Another way of arguing existence of eigen value for matrix over Complex Number

Question

I Know that by use of fundamental theorem of algebra and by considering Characteristics polynomial we guarantee the existence of eigenvalues in case of complex field.
But Is there is any other simple way to show above by just definition or simple way?Is it possible ?
Any Help will be appreciated

Answer 1

As pointed out in one of the other answers, some form of the Fundamental Theorem of Algebra must be used in the proof that every square matrix of complex numbers has an eigenvalue. However, there are clean, insightful proofs that avoid the characteristic polynomial and determinants. For example, see the proof of Theorem 5.21 in the sample chapter titled Eigenvalues, Eigenvectors, and Invariant Subspaces at http://linear.axler.net/.

Answer 2

I don't know whether this is answers your question, but here it goes. The assertion “every endomorphism of $\mathbb{C}^n$ has at least an eigenvalue” is equivalent to the fundamental theorem of Algebra. To be more precise, we have

Theorem: If $K$ is a field, then every endomorphism of $K^n$ ($n\in\mathbb N$) has at least an eigenvalue if and only if $K$ is algebraically closed.

Proof: In fact, if $K$ is algebraically closed, you know that we can use characteristic polynomials to prove that every endomorphism of $K^n$ ($n\in\mathbb N$) has at least an eigenvalue.
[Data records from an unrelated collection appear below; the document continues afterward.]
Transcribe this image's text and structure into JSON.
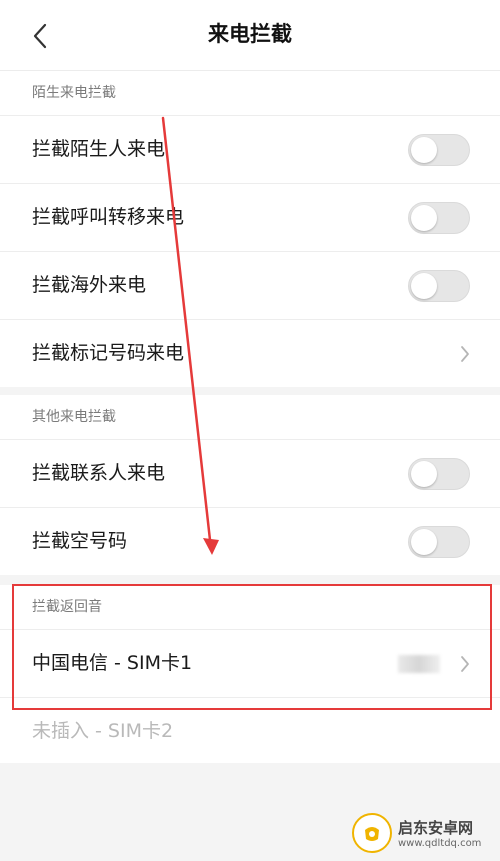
{
  "header": {
    "title": "来电拦截"
  },
  "sections": [
    {
      "header": "陌生来电拦截",
      "items": [
        {
          "label": "拦截陌生人来电",
          "control": "toggle",
          "on": false
        },
        {
          "label": "拦截呼叫转移来电",
          "control": "toggle",
          "on": false
        },
        {
          "label": "拦截海外来电",
          "control": "toggle",
          "on": false
        },
        {
          "label": "拦截标记号码来电",
          "control": "chevron"
        }
      ]
    },
    {
      "header": "其他来电拦截",
      "items": [
        {
          "label": "拦截联系人来电",
          "control": "toggle",
          "on": false
        },
        {
          "label": "拦截空号码",
          "control": "toggle",
          "on": false
        }
      ]
    },
    {
      "header": "拦截返回音",
      "items": [
        {
          "label": "中国电信 - SIM卡1",
          "control": "chevron",
          "value": "(blurred)"
        },
        {
          "label": "未插入 - SIM卡2",
          "control": "none",
          "disabled": true
        }
      ]
    }
  ],
  "watermark": {
    "title": "启东安卓网",
    "url": "www.qdltdq.com"
  },
  "colors": {
    "annotation": "#e53a3a",
    "toggle_off": "#e6e6e6",
    "text": "#1a1a1a",
    "muted": "#7b7b7b"
  }
}
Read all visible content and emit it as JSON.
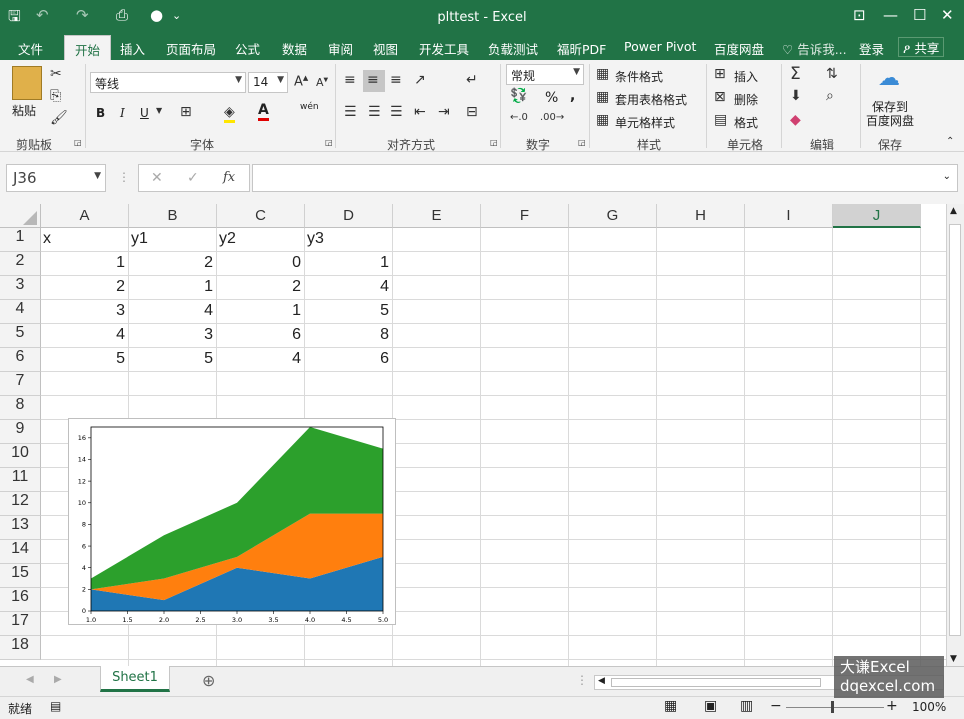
{
  "window": {
    "title": "plttest - Excel"
  },
  "tabs": [
    "文件",
    "开始",
    "插入",
    "页面布局",
    "公式",
    "数据",
    "审阅",
    "视图",
    "开发工具",
    "负载测试",
    "福昕PDF",
    "Power Pivot",
    "百度网盘"
  ],
  "active_tab": "开始",
  "tell_me": "告诉我...",
  "login": "登录",
  "share": "共享",
  "ribbon": {
    "clipboard": {
      "paste": "粘贴",
      "label": "剪贴板"
    },
    "font": {
      "name": "等线",
      "size": "14",
      "bold": "B",
      "italic": "I",
      "underline": "U",
      "phonetic": "wén",
      "label": "字体"
    },
    "alignment": {
      "label": "对齐方式"
    },
    "number": {
      "format": "常规",
      "percent": "%",
      "comma": ",",
      "label": "数字"
    },
    "styles": {
      "conditional": "条件格式",
      "table": "套用表格格式",
      "cell": "单元格样式",
      "label": "样式"
    },
    "cells": {
      "insert": "插入",
      "delete": "删除",
      "format": "格式",
      "label": "单元格"
    },
    "editing": {
      "label": "编辑"
    },
    "save": {
      "button": "保存到\n百度网盘",
      "label": "保存"
    }
  },
  "namebox": "J36",
  "fx": "fx",
  "columns": [
    "A",
    "B",
    "C",
    "D",
    "E",
    "F",
    "G",
    "H",
    "I",
    "J"
  ],
  "rows": [
    "1",
    "2",
    "3",
    "4",
    "5",
    "6",
    "7",
    "8",
    "9",
    "10",
    "11",
    "12",
    "13",
    "14",
    "15",
    "16",
    "17",
    "18"
  ],
  "headers": [
    "x",
    "y1",
    "y2",
    "y3"
  ],
  "table": [
    [
      1,
      2,
      0,
      1
    ],
    [
      2,
      1,
      2,
      4
    ],
    [
      3,
      4,
      1,
      5
    ],
    [
      4,
      3,
      6,
      8
    ],
    [
      5,
      5,
      4,
      6
    ]
  ],
  "sheet_tab": "Sheet1",
  "status": "就绪",
  "zoom": "100%",
  "watermark": {
    "line1": "大谦Excel",
    "line2": "dqexcel.com"
  },
  "chart_data": {
    "type": "area",
    "stacked": true,
    "x": [
      1,
      2,
      3,
      4,
      5
    ],
    "series": [
      {
        "values": [
          2,
          1,
          4,
          3,
          5
        ],
        "color": "#1f77b4"
      },
      {
        "values": [
          0,
          2,
          1,
          6,
          4
        ],
        "color": "#ff7f0e"
      },
      {
        "values": [
          1,
          4,
          5,
          8,
          6
        ],
        "color": "#2ca02c"
      }
    ],
    "xticks": [
      "1.0",
      "1.5",
      "2.0",
      "2.5",
      "3.0",
      "3.5",
      "4.0",
      "4.5",
      "5.0"
    ],
    "yticks": [
      "0",
      "2",
      "4",
      "6",
      "8",
      "10",
      "12",
      "14",
      "16"
    ],
    "xlim": [
      1,
      5
    ],
    "ylim": [
      0,
      17
    ],
    "grid": false
  }
}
On the other hand, if every endomorphism of $K^n$ has at least an eigenvalue and if $P(x)\in K[x]$ is a monic polynomial, then the characteristic polynomial of the Frobenius companion matrix $M_{P(x)}$ of $P(x)$ is again $P(x)$ and if we see $M_{P(x)}$ as the matrix of an endomorphism of $K^n$ then that endomorphism will have an eigenvalue. Therefore, $P(x)$ has a root in $K$. And if every monic polynomial has a root in $K$, then every non-constant polynomial has a root in $K$.
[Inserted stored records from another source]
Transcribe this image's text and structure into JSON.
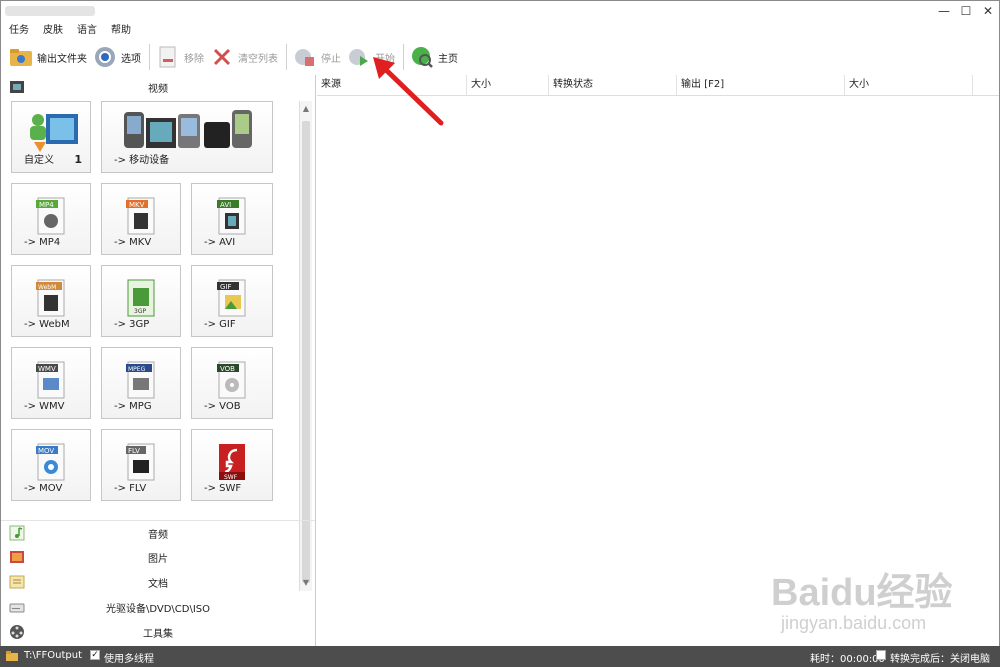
{
  "window": {
    "controls": {
      "minimize": "—",
      "maximize": "☐",
      "close": "✕"
    }
  },
  "menu": [
    "任务",
    "皮肤",
    "语言",
    "帮助"
  ],
  "toolbar": {
    "output_folder": "输出文件夹",
    "options": "选项",
    "remove": "移除",
    "clear_list": "清空列表",
    "stop": "停止",
    "start": "开始",
    "home": "主页"
  },
  "left": {
    "video_header": "视频",
    "tiles": [
      {
        "label": "自定义",
        "count": "1"
      },
      {
        "label": "-> 移动设备"
      },
      {
        "label": "-> MP4",
        "format": "MP4",
        "color": "#5aa83a"
      },
      {
        "label": "-> MKV",
        "format": "MKV",
        "color": "#e0702a"
      },
      {
        "label": "-> AVI",
        "format": "AVI",
        "color": "#3a7a2a"
      },
      {
        "label": "-> WebM",
        "format": "WebM",
        "color": "#d08a3a"
      },
      {
        "label": "-> 3GP",
        "format": "3GP",
        "color": "#4a9a3a"
      },
      {
        "label": "-> GIF",
        "format": "GIF",
        "color": "#333333"
      },
      {
        "label": "-> WMV",
        "format": "WMV",
        "color": "#4a4a4a"
      },
      {
        "label": "-> MPG",
        "format": "MPEG",
        "color": "#2a4a8a"
      },
      {
        "label": "-> VOB",
        "format": "VOB",
        "color": "#2a4a2a"
      },
      {
        "label": "-> MOV",
        "format": "MOV",
        "color": "#3a7ac8"
      },
      {
        "label": "-> FLV",
        "format": "FLV",
        "color": "#666666"
      },
      {
        "label": "-> SWF",
        "format": "SWF",
        "color": "#c82020"
      }
    ],
    "categories": [
      "音频",
      "图片",
      "文档",
      "光驱设备\\DVD\\CD\\ISO",
      "工具集"
    ]
  },
  "table": {
    "columns": [
      "来源",
      "大小",
      "转换状态",
      "输出 [F2]",
      "大小"
    ]
  },
  "status": {
    "path": "T:\\FFOutput",
    "multithread": "使用多线程",
    "time_label": "耗时：00:00:00",
    "after_label": "转换完成后：关闭电脑"
  },
  "watermark": {
    "logo": "Baidu经验",
    "url": "jingyan.baidu.com"
  }
}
Therefore, in order to prove that every endomorphism of $\mathbb{C}^n$ has some eigenvalue, we eill need either the fundamental theorem of Algebra or else something equivalent to it.

Answer 3

Here is a proof which uses some complex analysis instead of the fundamental theorem of algebra.

Equip $M_n(\mathbb{C})$ with some submultiplicative matrix norm. Let $T \in M_n(\mathbb{C})$.

Assume that $\sigma(T) = \emptyset$. Then the map $\mathbb{C} \to M_n(\mathbb{C}):\lambda \mapsto (T - \lambda I)^{-1}$ is well-defined. Let $\phi$ be an arbitrary (bounded) linear functional on $M_n(\mathbb{C})$. Define $f : \mathbb{C} \to \mathbb{C}$ as $f(\lambda) = \phi[(T - \lambda I)^{-1}]$. We will show that $f$ is holomorphic on $\mathbb{C}$.

For any $\lambda_0 \in \mathbb{C}$ we have

\begin{align} \lim_{\lambda \to \lambda_0} \frac{f(\lambda) - f(\lambda_0)}{\lambda - \lambda_0} &= \phi\left(\lim_{\lambda \to \lambda_0}\frac{(T - \lambda I)^{-1} - (T - \lambda_0 I)^{-1}}{\lambda - \lambda_0} \right)\\ &= \phi\left(\lim_{\lambda \to \lambda_0}\frac{(\lambda_0 - \lambda)(T - \lambda I)^{-1}(T - \lambda_0 I)^{-1}}{\lambda - \lambda_0} \right)\\ &= -\phi\left((T - \lambda_0 I)^{-2}\right) \in \mathbb{C}\\ \end{align}

Furthermore, if $|\lambda| > \|T\|$ then $$|f(\lambda)| \le \|\phi\|\|(T - \lambda I)^{-1}\| \le \frac{\|\phi\|}{\|T - \lambda I\|} \le \frac{\|\phi\|}{|\lambda | - \|T\|}$$

Therefore $f$ is a bounded entire function with $\lim_{|\lambda|\to\infty} f(\lambda) = 0$ so Liouville's theorem implies $f = 0$.

Since $\phi$ was arbitrary, we conclude $(T - \lambda I)^{-1} = 0, \forall \lambda \in \mathbb{C}$ which is a contradiction.

Therefore $\sigma(T) \ne \emptyset$.